AnshumanWrite a 'cron' script and add the rules for iptables to allow you access and set it to run it 5/10 min after you flush your command. That way, you will again re-gain access after 5 minutes.

gahahaha
@Joel yea that's my downvote actually
@LucasKauffman iptables, window auto-closed
CLOSE REASON: Get a real firewall!
19:31
@Joel The way things are going we wont need a xorg.conf file pretty soon. As it is I only edited the auto-detected configuration file for my sanity; it picked everything up correctly on the first try.
@voretaq7 Just think of all the community members that benefit from your toil though. WHY WONT YOU THINK OF THE CHILDREN?!
@ChrisS fuck them, I do it for MY benefit.
Doesn't make the ports makefile and pkg-plist shit any less of a suckfest :P
Doesn't iptables have multiple sets? Like can't you have your "current" set and a set you're "working on"; and easily switch back and forth (and set a "sleep 15; ${switch back to "normal" set}" command)?
So the NS record in the stub _msdcs folder was wrong. I have no clue how that happened! (but it's been that way for years.)

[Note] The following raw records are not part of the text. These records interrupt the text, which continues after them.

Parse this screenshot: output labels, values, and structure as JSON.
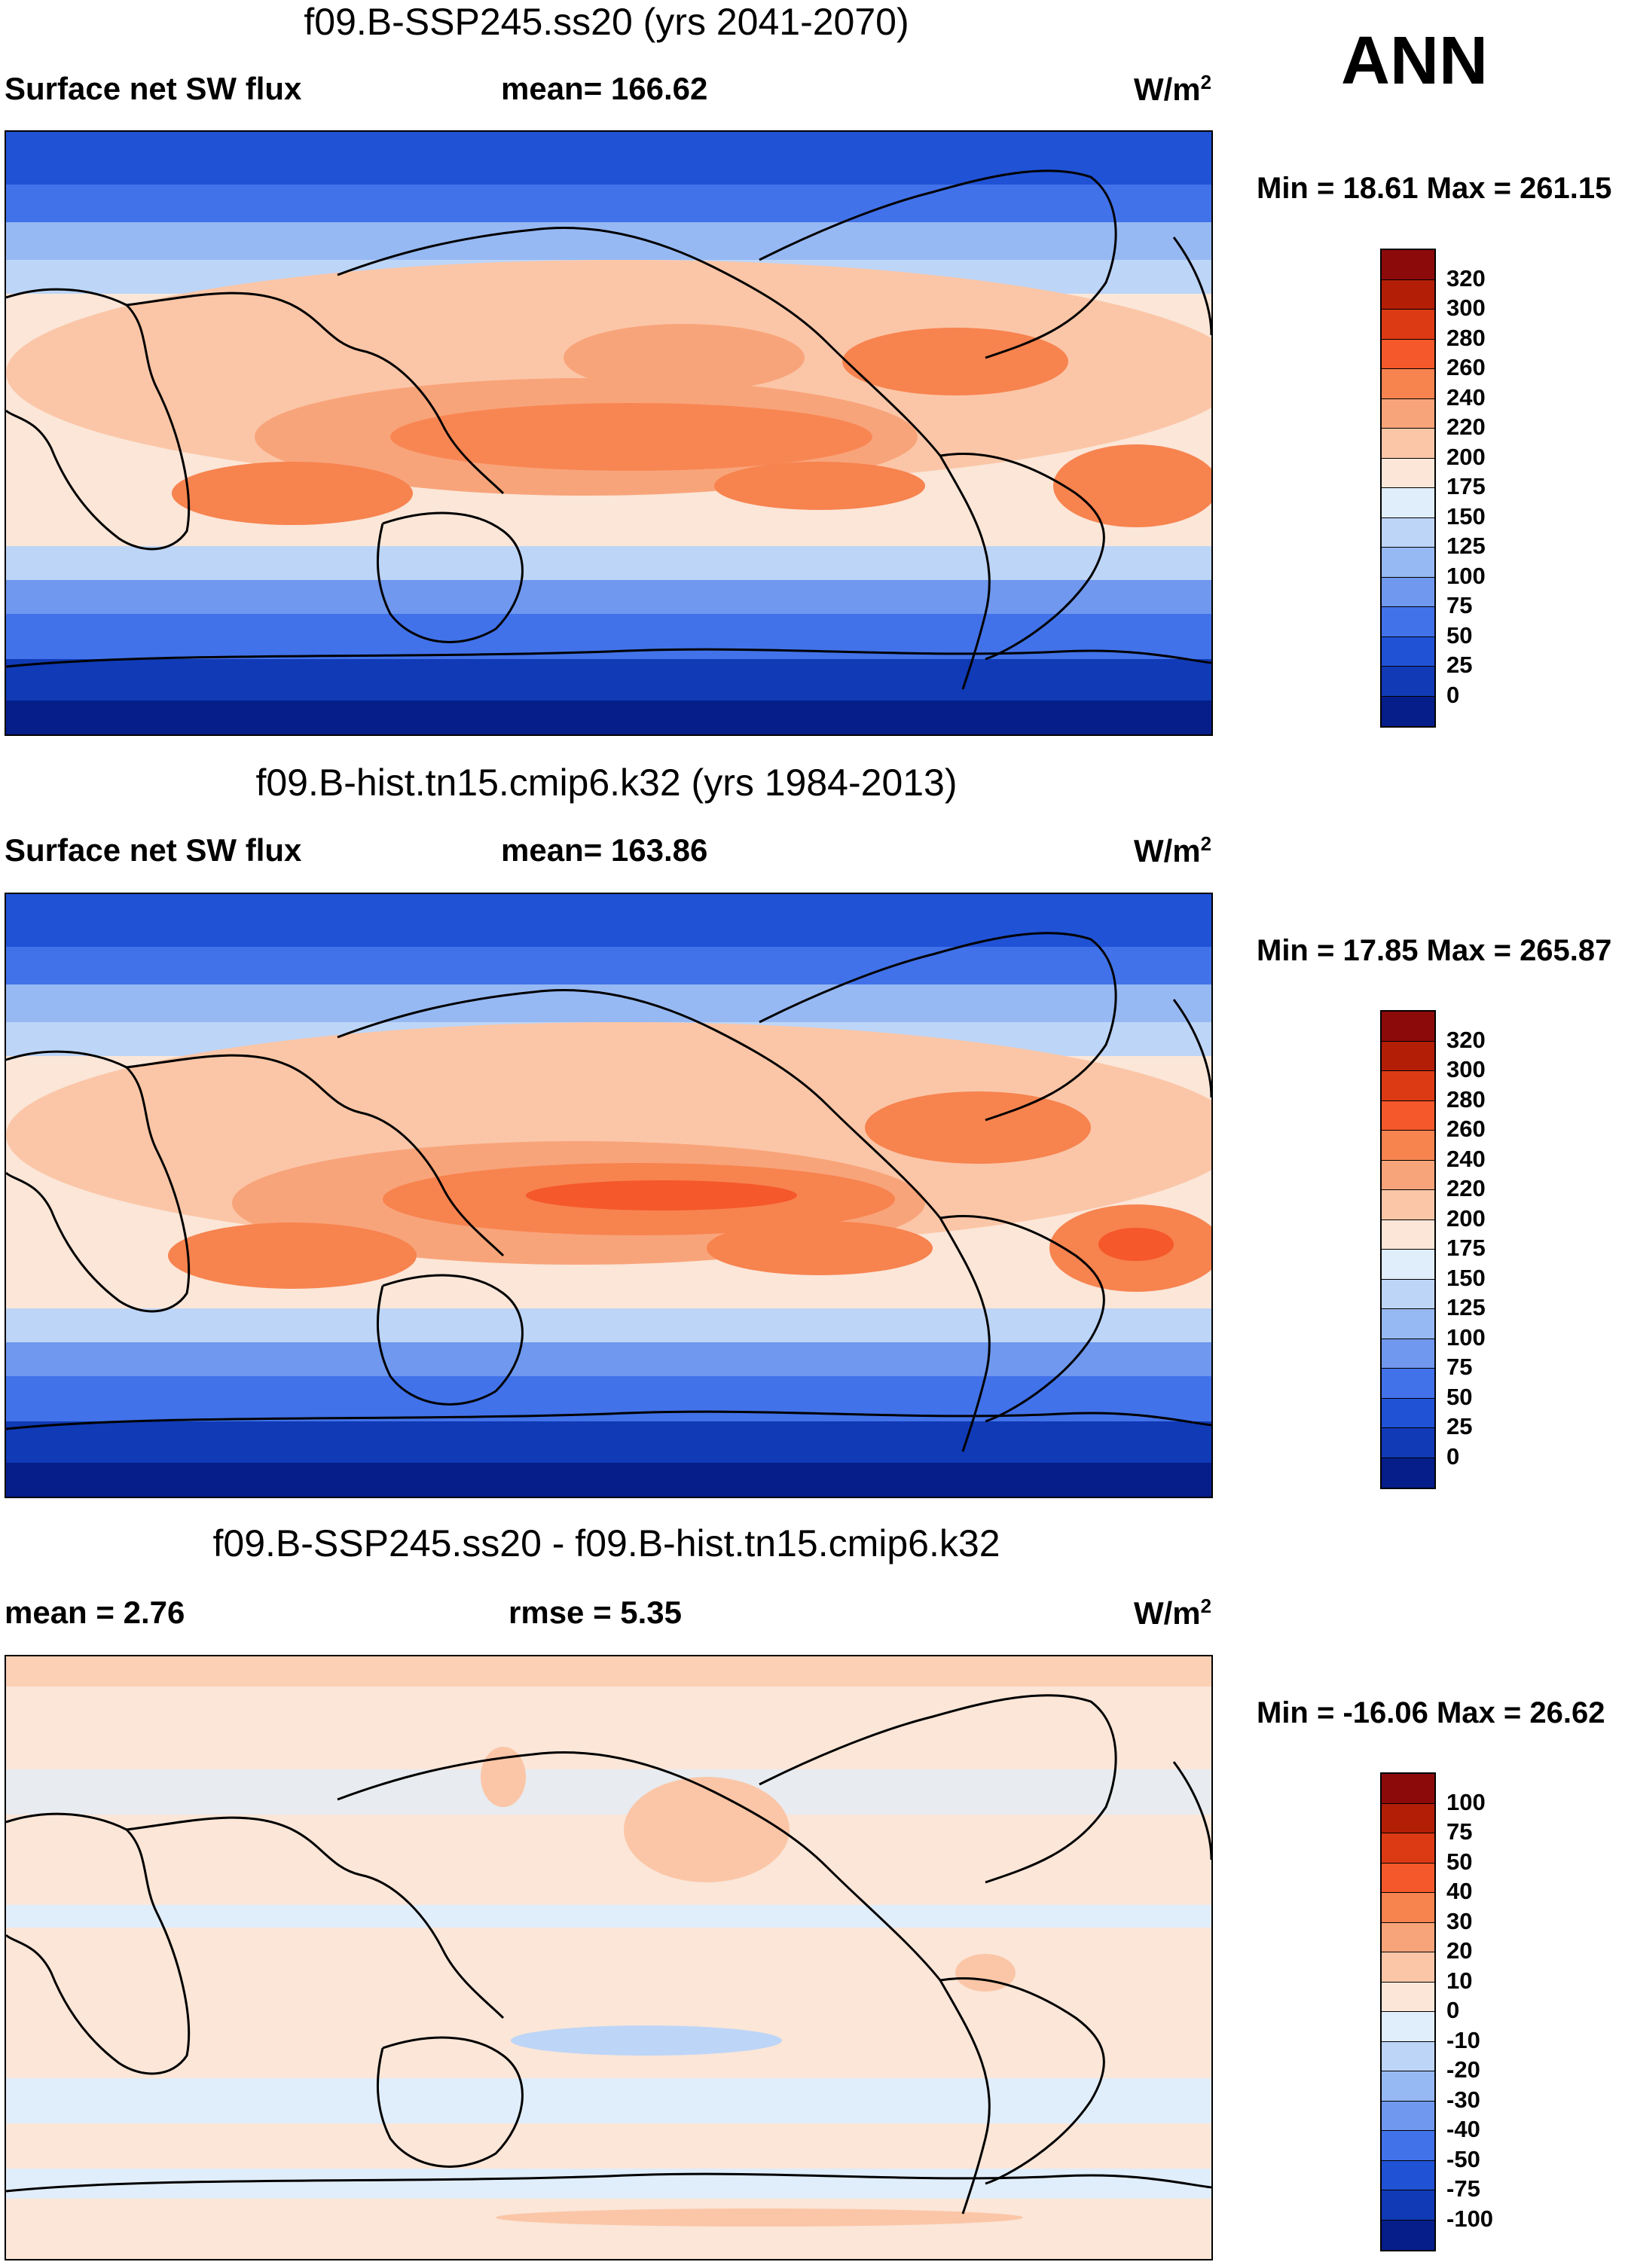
{
  "season": "ANN",
  "panels": [
    {
      "title": "f09.B-SSP245.ss20 (yrs 2041-2070)",
      "left_label": "Surface net SW flux",
      "center_label": "mean= 166.62",
      "units": "W/m",
      "units_exp": "2",
      "minmax": "Min =  18.61 Max = 261.15",
      "colorbar_labels": [
        "320",
        "300",
        "280",
        "260",
        "240",
        "220",
        "200",
        "175",
        "150",
        "125",
        "100",
        "75",
        "50",
        "25",
        "0"
      ],
      "colorbar_colors": [
        "#8c0a0a",
        "#b31e06",
        "#dc3a14",
        "#f5582a",
        "#f7834f",
        "#f8a47a",
        "#fbc6a7",
        "#fbe6d8",
        "#e0edfa",
        "#bdd5f7",
        "#97b9f3",
        "#6f98ee",
        "#4272ea",
        "#2052d6",
        "#103ab6",
        "#051e8a"
      ]
    },
    {
      "title": "f09.B-hist.tn15.cmip6.k32 (yrs 1984-2013)",
      "left_label": "Surface net SW flux",
      "center_label": "mean= 163.86",
      "units": "W/m",
      "units_exp": "2",
      "minmax": "Min =  17.85 Max = 265.87",
      "colorbar_labels": [
        "320",
        "300",
        "280",
        "260",
        "240",
        "220",
        "200",
        "175",
        "150",
        "125",
        "100",
        "75",
        "50",
        "25",
        "0"
      ],
      "colorbar_colors": [
        "#8c0a0a",
        "#b31e06",
        "#dc3a14",
        "#f5582a",
        "#f7834f",
        "#f8a47a",
        "#fbc6a7",
        "#fbe6d8",
        "#e0edfa",
        "#bdd5f7",
        "#97b9f3",
        "#6f98ee",
        "#4272ea",
        "#2052d6",
        "#103ab6",
        "#051e8a"
      ]
    },
    {
      "title": "f09.B-SSP245.ss20 - f09.B-hist.tn15.cmip6.k32",
      "left_label": "mean =   2.76",
      "center_label": "rmse =   5.35",
      "units": "W/m",
      "units_exp": "2",
      "minmax": "Min = -16.06 Max =  26.62",
      "colorbar_labels": [
        "100",
        "75",
        "50",
        "40",
        "30",
        "20",
        "10",
        "0",
        "-10",
        "-20",
        "-30",
        "-40",
        "-50",
        "-75",
        "-100"
      ],
      "colorbar_colors": [
        "#8c0a0a",
        "#b31e06",
        "#dc3a14",
        "#f5582a",
        "#f7834f",
        "#f8a47a",
        "#fbc6a7",
        "#fbe6d8",
        "#e0edfa",
        "#bdd5f7",
        "#97b9f3",
        "#6f98ee",
        "#4272ea",
        "#2052d6",
        "#103ab6",
        "#051e8a"
      ]
    }
  ]
}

@ChrisS You can do that with different custom tables. But anybody doing that probably already knows what they're doing.
@ChrisS yes it does
but it's ugly
19:38
OIC; I guess I'm just used to it... figured others probably did something similar.
The classic example being the RHEL/Centos 'RH-Firewall-1-INPUT' table.
@Adrian which is gone from CentOS 6
@Iain Praise Be and 3 Hallelujahs.
@ChrisS generally you would use iptables-save and iptables-restore for something like that.
iptables-save, try new version, if fails, then iptables-restore old version.
@Zoredache Wouldn't that destroy the set you're working on if the restore was triggered?
19:44
If I'm messing with iptables I save the current config and then set up a cron job to restore it every few minutes. Then I use a copy to work on
I suppose, but you could just make another save I guess.
Generally I just put all my rules in a script, then just re-run the script, which updates the ruleset. I have the script in a VCS, so I can revert as needed.
new radmind port for FreeBSD happening... soonish.